Ini adalah pendapat jumhur ulama, dan juga pendapatnya Imam Malik, Imam Ahmad, Abu Tsaur, dan dirojihkan oleh Syaikh Bin Baaz rohimahulloh. Dalil-dalilnya adalah sebagai berikut :

a.      Alloh Ta’ala berfirman :

ثُمَّ أَتِمُّوا الصِّيَامَ إِلَى اللَّيْلِ                

“….kemudian sempurnakanlah puasa itu sampai (datang) malam.” (QS Al-Baqoroh : 187)

b. Hisyam bin Urwah rohimahulloh , salah satu perowi hadits dari Asma’ rodhiyallohu ‘anhu di atas, tatkala ditanya : “Apakah mereka (orang yang terlanjur berbuka, padahal matahari ternyata masih terang, edt.) diperintah untuk mengqodho’ puasanya ?” Dia menjawab : “Ya, harus mengqodho’.”

c.  Telah shohih dari Umar bin Al-Khoththob rodhiyallohu ‘anhu, bahwasannya dia berkata ketika setelah kejadian tersebut di atas : “Perkara ini mudah, kami berijtihad untuk mengqodho’ satu hari.”

d.   Al-Hafidz Ibnu Hajar rohimahulloh berkata : “Dan yang dirojihkan – apabila hilal Romadhon tertutup mendung kemudian orang-orang masih berbuka (tidak puasa, padahal sebenarnya hilal Romadhon telah tampak), maka wajib bagi mereka untuk mengqodho’ (puasa yang ditinggalkannya itu) berdasarkan kesepakatan para ulama. Demikian pula dalam kasus ini… (yakni mereka yang mengira matahari telah tenggelam karena mendung, lalu mereka berbuka, setelah itu barulah tahu ternyata matahari masih bersinar, edt.)

Sebagian ulama lainnya berpendapat : wajib baginya untuk menahan diri dari makan dan minum, tetapi tidak wajib baginya untuk mengqodho’. Ini adalah pendapatnya Ishaq, Imam Ahmad dalam salah satu pendapat dari beliau, Dawud Ad-Dhohiri, Al-Muzani dari kalangan Malikiyyah, dan pendapat ini yang dirojihkan oleh Syaikhul Islam Ibnu Taimiyyah dan juga Syaikh Ibnu Utsaimin rohimahumulloh ajma’in.

Dalil-dalil mereka diantaranya :

a.      Firman Alloh Ta’ala :

رَبَّنَا لا تُؤَاخِذْنَا إِنْ نَسِينَا أَوْ أَخْطَأْنَا

"Ya Tuhan Kami, janganlah Engkau hukum kami jika kami lupa atau kami tersalah.” (QS Al-Baqoroh : 286)

b.  Sabda Nabi shollallohu ‘alaihi wa sallam : “Barangsiapa lupa ketika dia sedang berpuasa, lalu dia makan dan minum, maka hendaknya dia menyempurnakan puasanya.” (HR Imam Al-Bukhori no. 1933 dan Muslim no. 1155)

Maka diqiyaskan dari hadits ini, termasuk di dalamnya adalah orang yang berbuka karena menyangka matahari telah tenggelam (hal ini sebagai bentuk kekeliruan/kesalahan tanpa kesengajaan), insya Alloh hal ini dimaafkan.
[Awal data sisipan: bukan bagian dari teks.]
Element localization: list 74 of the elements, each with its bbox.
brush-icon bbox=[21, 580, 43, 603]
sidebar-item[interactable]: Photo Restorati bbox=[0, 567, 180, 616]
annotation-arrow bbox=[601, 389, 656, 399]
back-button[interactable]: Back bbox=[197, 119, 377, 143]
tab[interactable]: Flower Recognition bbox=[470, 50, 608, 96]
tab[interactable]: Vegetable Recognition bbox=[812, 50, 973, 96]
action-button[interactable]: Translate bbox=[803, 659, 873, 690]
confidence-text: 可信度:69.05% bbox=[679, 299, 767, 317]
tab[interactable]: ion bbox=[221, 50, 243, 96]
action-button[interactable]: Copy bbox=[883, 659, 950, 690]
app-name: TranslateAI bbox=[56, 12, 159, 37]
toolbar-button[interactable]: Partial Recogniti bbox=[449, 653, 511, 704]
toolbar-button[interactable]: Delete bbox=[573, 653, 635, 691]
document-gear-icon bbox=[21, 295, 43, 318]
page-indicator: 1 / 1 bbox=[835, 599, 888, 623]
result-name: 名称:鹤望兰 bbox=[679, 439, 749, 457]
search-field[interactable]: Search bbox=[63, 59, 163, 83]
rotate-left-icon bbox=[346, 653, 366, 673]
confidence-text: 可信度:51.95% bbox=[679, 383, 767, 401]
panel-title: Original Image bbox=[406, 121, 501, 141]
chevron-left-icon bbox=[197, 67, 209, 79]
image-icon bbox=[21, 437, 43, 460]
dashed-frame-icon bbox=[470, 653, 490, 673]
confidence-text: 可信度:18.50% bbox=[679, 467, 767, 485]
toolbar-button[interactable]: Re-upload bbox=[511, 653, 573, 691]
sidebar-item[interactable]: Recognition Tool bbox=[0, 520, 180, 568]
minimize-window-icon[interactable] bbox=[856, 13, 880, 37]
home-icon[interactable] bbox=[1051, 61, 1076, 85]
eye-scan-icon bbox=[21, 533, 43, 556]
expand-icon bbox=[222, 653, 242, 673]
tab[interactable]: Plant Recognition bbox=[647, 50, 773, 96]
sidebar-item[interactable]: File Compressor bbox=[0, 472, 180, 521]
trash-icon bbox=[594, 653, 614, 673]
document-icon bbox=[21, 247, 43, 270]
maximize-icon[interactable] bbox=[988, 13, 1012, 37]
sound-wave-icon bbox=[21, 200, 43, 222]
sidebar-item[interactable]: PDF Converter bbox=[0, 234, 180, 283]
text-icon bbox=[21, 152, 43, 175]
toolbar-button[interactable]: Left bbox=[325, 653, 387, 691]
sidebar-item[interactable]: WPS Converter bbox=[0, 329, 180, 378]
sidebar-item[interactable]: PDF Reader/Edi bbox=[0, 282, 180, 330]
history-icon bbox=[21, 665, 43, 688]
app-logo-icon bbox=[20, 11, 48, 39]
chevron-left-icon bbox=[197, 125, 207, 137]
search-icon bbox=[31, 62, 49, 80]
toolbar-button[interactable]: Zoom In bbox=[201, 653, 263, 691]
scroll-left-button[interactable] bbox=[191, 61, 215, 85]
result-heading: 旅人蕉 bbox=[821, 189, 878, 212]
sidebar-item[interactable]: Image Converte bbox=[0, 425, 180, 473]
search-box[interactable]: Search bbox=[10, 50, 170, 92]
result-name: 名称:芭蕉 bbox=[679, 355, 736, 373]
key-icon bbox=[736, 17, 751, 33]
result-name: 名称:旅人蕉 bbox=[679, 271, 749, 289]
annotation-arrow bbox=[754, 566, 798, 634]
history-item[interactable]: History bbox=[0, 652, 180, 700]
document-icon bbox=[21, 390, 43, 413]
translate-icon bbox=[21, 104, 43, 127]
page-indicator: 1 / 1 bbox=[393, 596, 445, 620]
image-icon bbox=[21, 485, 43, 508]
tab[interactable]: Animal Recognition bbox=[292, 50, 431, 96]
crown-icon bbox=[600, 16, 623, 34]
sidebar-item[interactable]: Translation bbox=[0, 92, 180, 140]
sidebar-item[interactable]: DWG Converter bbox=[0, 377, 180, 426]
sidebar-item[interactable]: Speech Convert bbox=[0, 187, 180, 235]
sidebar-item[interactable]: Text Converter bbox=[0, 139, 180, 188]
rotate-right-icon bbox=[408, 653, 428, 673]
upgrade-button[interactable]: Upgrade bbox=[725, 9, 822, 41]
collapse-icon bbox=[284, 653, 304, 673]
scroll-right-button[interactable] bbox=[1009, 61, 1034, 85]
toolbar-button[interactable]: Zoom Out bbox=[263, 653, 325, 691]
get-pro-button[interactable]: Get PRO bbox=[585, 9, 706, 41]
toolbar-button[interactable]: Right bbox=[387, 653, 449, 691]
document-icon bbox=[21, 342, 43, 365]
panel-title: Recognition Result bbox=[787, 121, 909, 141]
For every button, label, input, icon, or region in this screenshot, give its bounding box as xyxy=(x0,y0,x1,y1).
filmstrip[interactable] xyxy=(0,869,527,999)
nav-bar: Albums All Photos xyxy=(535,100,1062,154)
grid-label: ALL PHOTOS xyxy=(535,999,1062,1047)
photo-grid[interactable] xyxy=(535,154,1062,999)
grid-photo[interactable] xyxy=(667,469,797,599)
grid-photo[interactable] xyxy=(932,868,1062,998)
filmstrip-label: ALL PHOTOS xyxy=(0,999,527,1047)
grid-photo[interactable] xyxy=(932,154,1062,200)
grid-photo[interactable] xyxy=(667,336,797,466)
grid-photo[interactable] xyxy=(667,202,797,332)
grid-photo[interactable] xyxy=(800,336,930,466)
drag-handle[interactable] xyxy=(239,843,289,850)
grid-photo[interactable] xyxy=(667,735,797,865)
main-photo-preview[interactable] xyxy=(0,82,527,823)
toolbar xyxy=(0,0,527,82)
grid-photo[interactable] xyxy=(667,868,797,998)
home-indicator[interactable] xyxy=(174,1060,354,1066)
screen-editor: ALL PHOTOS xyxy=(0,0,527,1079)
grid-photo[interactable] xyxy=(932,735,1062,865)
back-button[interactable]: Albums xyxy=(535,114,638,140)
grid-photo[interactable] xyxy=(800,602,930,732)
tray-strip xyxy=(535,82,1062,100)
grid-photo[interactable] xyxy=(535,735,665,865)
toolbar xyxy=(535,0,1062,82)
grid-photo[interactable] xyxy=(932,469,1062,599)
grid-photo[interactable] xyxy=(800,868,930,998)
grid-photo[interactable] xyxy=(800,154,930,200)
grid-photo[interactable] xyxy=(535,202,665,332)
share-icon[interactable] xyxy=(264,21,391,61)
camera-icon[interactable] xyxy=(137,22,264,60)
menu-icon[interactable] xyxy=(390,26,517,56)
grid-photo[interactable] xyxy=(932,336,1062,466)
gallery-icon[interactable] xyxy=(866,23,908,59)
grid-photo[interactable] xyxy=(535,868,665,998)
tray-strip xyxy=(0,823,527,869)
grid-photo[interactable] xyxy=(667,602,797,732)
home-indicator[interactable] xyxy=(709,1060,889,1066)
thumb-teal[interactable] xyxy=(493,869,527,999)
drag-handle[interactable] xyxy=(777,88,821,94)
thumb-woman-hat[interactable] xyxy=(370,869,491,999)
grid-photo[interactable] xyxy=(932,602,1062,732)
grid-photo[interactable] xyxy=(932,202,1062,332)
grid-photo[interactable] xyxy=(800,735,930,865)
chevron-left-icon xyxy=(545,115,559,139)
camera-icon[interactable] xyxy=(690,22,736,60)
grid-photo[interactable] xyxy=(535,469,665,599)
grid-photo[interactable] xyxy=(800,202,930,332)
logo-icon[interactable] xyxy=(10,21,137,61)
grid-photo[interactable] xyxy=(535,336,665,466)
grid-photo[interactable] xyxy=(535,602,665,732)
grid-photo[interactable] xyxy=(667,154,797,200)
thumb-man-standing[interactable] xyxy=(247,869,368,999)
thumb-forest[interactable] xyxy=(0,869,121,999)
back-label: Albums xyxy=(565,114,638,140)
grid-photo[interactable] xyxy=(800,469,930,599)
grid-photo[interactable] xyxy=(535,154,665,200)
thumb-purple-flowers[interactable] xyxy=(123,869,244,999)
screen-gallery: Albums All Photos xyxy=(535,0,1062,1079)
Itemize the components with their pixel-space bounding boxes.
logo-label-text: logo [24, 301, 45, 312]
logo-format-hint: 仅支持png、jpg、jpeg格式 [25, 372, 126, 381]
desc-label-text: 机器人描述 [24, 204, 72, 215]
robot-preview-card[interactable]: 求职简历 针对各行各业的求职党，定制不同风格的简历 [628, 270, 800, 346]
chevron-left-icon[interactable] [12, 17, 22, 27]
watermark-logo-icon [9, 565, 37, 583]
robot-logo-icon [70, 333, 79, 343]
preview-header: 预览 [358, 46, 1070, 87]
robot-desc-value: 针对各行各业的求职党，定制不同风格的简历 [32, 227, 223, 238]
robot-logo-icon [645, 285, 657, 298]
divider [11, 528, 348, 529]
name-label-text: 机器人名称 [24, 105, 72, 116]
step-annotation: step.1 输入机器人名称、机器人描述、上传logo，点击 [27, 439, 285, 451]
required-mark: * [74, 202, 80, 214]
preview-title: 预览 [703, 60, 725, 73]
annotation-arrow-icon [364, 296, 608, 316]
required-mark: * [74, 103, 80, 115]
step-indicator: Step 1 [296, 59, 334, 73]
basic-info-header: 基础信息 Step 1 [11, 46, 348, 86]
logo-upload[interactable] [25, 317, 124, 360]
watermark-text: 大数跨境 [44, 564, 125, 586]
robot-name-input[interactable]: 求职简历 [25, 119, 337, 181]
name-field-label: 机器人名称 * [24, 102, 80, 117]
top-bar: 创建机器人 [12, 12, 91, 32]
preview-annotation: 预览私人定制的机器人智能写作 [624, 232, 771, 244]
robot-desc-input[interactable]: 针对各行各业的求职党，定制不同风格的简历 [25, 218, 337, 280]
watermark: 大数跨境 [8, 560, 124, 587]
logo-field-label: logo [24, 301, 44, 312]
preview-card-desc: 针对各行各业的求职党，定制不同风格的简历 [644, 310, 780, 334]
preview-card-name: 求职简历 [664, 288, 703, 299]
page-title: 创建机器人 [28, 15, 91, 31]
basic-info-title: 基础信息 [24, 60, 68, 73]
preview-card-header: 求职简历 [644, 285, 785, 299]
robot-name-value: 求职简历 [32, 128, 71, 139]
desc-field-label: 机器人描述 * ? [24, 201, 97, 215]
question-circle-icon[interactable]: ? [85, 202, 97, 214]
Hal itu karena keduanya (yakni orang yang makan karena lupa dan yang karena menyangka matahari telah tenggelam karena mendung) mereka tidak tahu (jahil) dengan keadaan yang mestinya mereka dilarang dari makan dan minum.

c.  Rosululloh shollallohu ‘alaihi wa sallam bersabda : “(Pena catatan amal) diangkat dari umatku (yakni tidak dianggap sebagai suatu dosa atau diberi pahala, edt.) karena tersalah/keliru dan lupa.”

d.   Hukum asal segala sesuatu itu tidaklah diwajibkan, kecuali bila adanya dalil, lalu apa dalil yang mewajibkan mengqodho’ bagi orang yang mengalami keadaan seperti di atas ?


e.  Bahwa dalam hadits tersebut di atas (hadits Asma’ rodhiyallohu ‘anha), tidak disebutkan adanya perintah kepada mereka untuk mengqodho’, seandainya ada pasti akan dinukilkan hal tersebut.

Inilah beberapa alasan atau dalil pendapat kedua. 

Dari dua pendapat tersebut, yang insya Alloh rojih (kuat dan terpilih) adalah pendapat kedua, yakni bila seseorang menyangka matahari telah tenggelam dan telah tiba waktu berbuka, padahal matahari masih ada tetapi tertutup mendung yang gelap, maka setelah mengetahui ternyata matahari belum tenggelam, wajib bagi dia untuk tetap menahan diri dari makan dan minum, dan puasanya tetap sah, tidak ada kewajiban bagi dia untuk mengqodho’ puasanya.

Adapun bantahan untuk dalil-dalil pendapat pertama adalah sebagai berikut :

a.  Adapun firman Alloh (yang artinya) : (“Kemudian sempurnakanlah puasa kalian sampai malam…”), dhohirnya ayat menunjukkan bila puasanya tidak disempurnakan sampai tenggelamnya matahari (awal datangnya malam), maka puasanya tidak sah. Tetapi dalam permasalahan ini (orang yang berbuka karena menyangka matahari telah tenggelam karena mendung), dia mengira sudah datang malam, dalam keadaan seperti ini boleh baginya berbuka kalau dia kuat sangkaanya matahari telah tenggelam.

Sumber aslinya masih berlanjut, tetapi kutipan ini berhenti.